Wednesday, November 13, 2013

National Geographic Special on Denisova

National Geographic is running a special report on the importance of the Denisova hominin for later human evolution.  The timing is curious since this was big news two years ago, but “The Case of the Missing Human Ancestor” goes into the depths of the discovery, the tests done, the complex stratigraphy of the cave, and the significance of what the Max Planck Institute found.  Further, it is written by Jamie Shreeve, and he is always a good read.  He writes:
In the summer of 2010 a human toe bone had emerged, along with the enormous tooth, from Layer 11. In Leipzig a graduate student named Susanna Sawyer analyzed its DNA. At the symposium in 2011 she presented her results for the first time. To everyone’s shock, the toe bone had turned out to be Neanderthal, deepening the mystery of the place.
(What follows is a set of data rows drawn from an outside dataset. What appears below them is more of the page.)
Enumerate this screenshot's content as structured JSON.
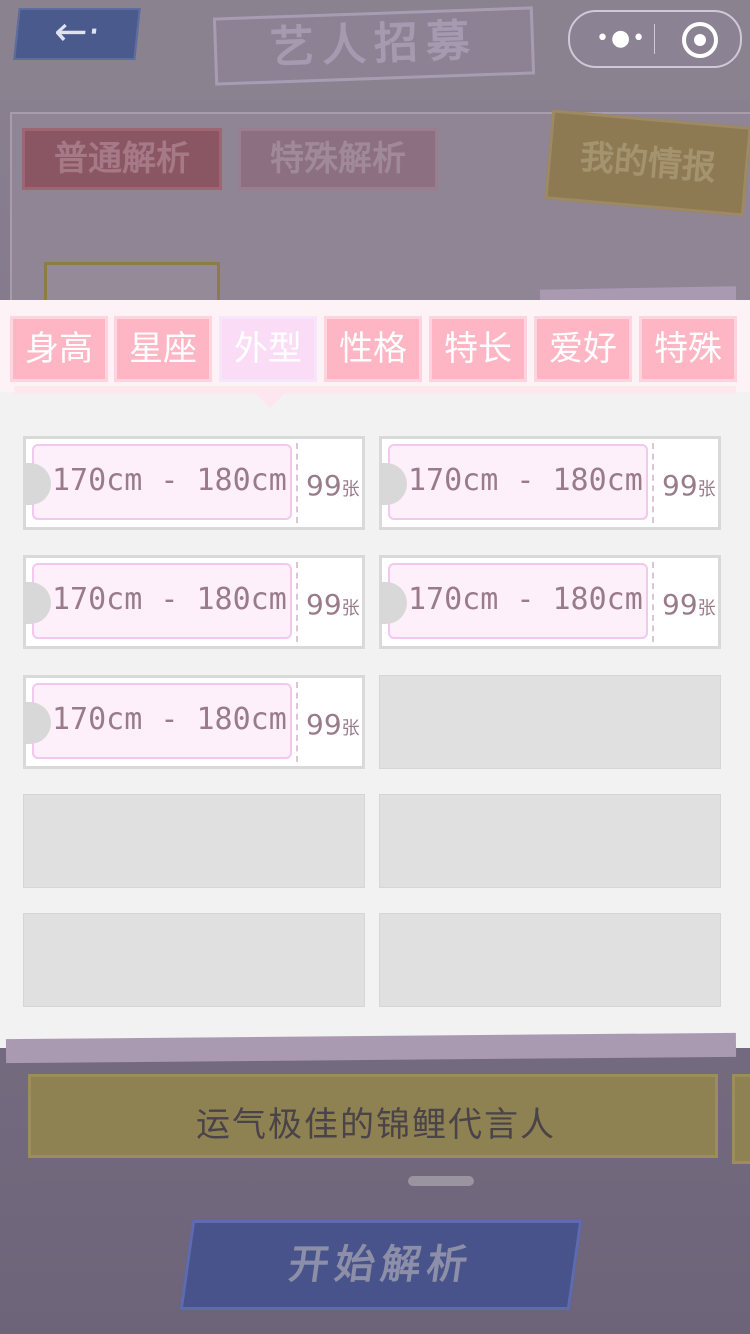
{
  "header": {
    "back_icon": "←·",
    "title": "艺人招募",
    "capsule_dots": "•●•"
  },
  "bg_tabs": {
    "normal": "普通解析",
    "special": "特殊解析",
    "my_info": "我的情报"
  },
  "categories": [
    "身高",
    "星座",
    "外型",
    "性格",
    "特长",
    "爱好",
    "特殊"
  ],
  "active_category": "外型",
  "tickets": [
    {
      "range": "170cm - 180cm",
      "count": "99",
      "unit": "张"
    },
    {
      "range": "170cm - 180cm",
      "count": "99",
      "unit": "张"
    },
    {
      "range": "170cm - 180cm",
      "count": "99",
      "unit": "张"
    },
    {
      "range": "170cm - 180cm",
      "count": "99",
      "unit": "张"
    },
    {
      "range": "170cm - 180cm",
      "count": "99",
      "unit": "张"
    }
  ],
  "bottom": {
    "ticket_label": "运气极佳的锦鲤代言人",
    "start_button": "开始解析"
  }
}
The green stone bracelet found earlier in Layer 11 had almost surely been made by modern humans. The toe bone was Neanderthal. And the finger bone was something else entirely. One cave, three kinds of human being. “Denisova is magical,” said Pääbo. “It’s the one spot on Earth that we know of where Neanderthals, Denisovans, and modern humans all lived.” All week, during breaks in the conference, he kept returning alone to the cave. It was as if he thought he might find clues by standing where the little girl may have stood and touching the cool stone walls she too may have touched.
Look for this site to continue to influence models of later human evolution. There seem to have been several locations at which there were both, at various times, Neandertals and modern humans.